Die Polizei bestätigte am Dienstagmorgen der Berliner Zeitung, dass es sich bei dem Tatverdächtigen um einen 30-jährigen Mann handelt. Er wurde am Montag gegen 19.45 Uhr in der Lietzenburger Straße in Wilmersdorf vom SEK festgenommen, wie die Polizei weiter mitteilt  Medienberichte, wonach dieser ein Mitglied des Remmo-Clan sei, bestätigte eine Polizeisprecherin nicht. 

Der 30-Jährige ist laut Polizei aber strafrechtlich erheblich vorbelastete und erst wenige Tage vor dem Raubüberfall aus der Untersuchungshaft entlassen worden. Der Mann wurde  von Spezialeinsatzkräften festgenommen und am Dienstag einem Richter zur Verkündung des Haftbefehls wegen schweren Raubes und gefährlicher Körperverletzung überstellt. Der Beschuldigte ist in Untersuchungshaft. Die Ermittlungen zu seinen mutmaßlichen Komplizen dauern an. Demnach sind drei weitere Menschen auf der Flucht. 

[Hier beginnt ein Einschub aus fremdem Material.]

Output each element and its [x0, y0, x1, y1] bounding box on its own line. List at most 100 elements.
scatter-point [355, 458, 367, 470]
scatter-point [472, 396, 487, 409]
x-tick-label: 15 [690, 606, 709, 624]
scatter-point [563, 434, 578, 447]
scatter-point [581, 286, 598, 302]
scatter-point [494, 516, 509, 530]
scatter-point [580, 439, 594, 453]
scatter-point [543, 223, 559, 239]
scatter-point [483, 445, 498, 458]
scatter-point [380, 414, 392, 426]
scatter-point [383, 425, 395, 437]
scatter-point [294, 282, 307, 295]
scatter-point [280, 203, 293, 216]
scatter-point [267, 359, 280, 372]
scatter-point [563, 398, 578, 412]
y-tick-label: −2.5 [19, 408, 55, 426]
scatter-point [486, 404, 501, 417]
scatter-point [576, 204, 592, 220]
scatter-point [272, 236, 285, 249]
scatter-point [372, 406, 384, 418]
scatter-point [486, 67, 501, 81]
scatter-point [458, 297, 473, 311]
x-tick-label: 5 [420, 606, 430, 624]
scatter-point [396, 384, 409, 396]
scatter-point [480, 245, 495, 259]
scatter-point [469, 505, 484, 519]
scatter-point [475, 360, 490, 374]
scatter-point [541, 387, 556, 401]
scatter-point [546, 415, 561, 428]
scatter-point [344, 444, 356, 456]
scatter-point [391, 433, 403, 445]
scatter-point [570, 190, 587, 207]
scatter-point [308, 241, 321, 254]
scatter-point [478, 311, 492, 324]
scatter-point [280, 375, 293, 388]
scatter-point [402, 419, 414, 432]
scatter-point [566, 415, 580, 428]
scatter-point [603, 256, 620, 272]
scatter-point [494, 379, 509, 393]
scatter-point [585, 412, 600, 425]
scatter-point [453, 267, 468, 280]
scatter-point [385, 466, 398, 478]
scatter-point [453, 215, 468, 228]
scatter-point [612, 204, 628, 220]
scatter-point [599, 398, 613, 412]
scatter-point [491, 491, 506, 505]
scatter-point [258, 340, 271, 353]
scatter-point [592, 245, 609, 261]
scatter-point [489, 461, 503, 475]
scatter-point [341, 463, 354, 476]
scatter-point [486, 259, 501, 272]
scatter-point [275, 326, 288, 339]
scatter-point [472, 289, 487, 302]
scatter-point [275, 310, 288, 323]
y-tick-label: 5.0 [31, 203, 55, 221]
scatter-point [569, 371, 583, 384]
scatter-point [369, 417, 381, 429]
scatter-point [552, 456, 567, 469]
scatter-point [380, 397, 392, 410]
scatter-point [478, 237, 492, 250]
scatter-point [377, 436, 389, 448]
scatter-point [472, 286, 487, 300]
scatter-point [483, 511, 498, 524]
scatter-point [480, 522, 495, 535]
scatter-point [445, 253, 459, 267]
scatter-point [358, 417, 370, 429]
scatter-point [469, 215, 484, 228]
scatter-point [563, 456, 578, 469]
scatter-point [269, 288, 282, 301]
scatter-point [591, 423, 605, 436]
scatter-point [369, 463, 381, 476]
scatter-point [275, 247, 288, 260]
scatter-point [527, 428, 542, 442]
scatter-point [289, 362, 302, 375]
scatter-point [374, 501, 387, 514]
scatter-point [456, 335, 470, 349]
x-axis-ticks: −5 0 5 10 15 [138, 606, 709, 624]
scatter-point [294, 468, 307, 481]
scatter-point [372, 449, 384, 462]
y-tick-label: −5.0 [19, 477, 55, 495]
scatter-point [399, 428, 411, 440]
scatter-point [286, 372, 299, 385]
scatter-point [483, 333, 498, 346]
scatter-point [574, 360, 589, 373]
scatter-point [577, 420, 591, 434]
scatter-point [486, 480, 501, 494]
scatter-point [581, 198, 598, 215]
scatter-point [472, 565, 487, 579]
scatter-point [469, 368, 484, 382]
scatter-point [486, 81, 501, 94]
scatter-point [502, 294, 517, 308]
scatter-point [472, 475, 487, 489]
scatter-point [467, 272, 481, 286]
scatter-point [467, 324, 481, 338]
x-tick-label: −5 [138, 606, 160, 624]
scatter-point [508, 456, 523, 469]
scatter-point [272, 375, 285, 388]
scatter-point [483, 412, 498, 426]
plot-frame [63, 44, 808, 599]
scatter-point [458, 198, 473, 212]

Am 19. Februar hatten laut Polizei mindestens vier Täter einen Geldtransporter vor einer Bankfiliale am Kudamm überfallen. Sie bedrohten und verletzten demnach zwei Wachmänner im Alter von 37 und 60 Jahren, bevor sie mit mehreren Geldkassetten in einem Fluchtauto verschwanden. Mit ihrer leuchtend orangefarbenen Kleidung erinnerten die Räuber an Müllarbeiter.

Rund 30 Minuten später wurde die Polizei eigenen Angaben zufolge in die Bessemerstraße im Ortsteil Schöneberg gerufen, weil dort ein Auto brannte, das „aller Voraussicht nach vorsätzlich in Brand gesetzt wurde“. Die Ermittler gingen davon aus, dass es sich um das Tatfahrzeug handelte.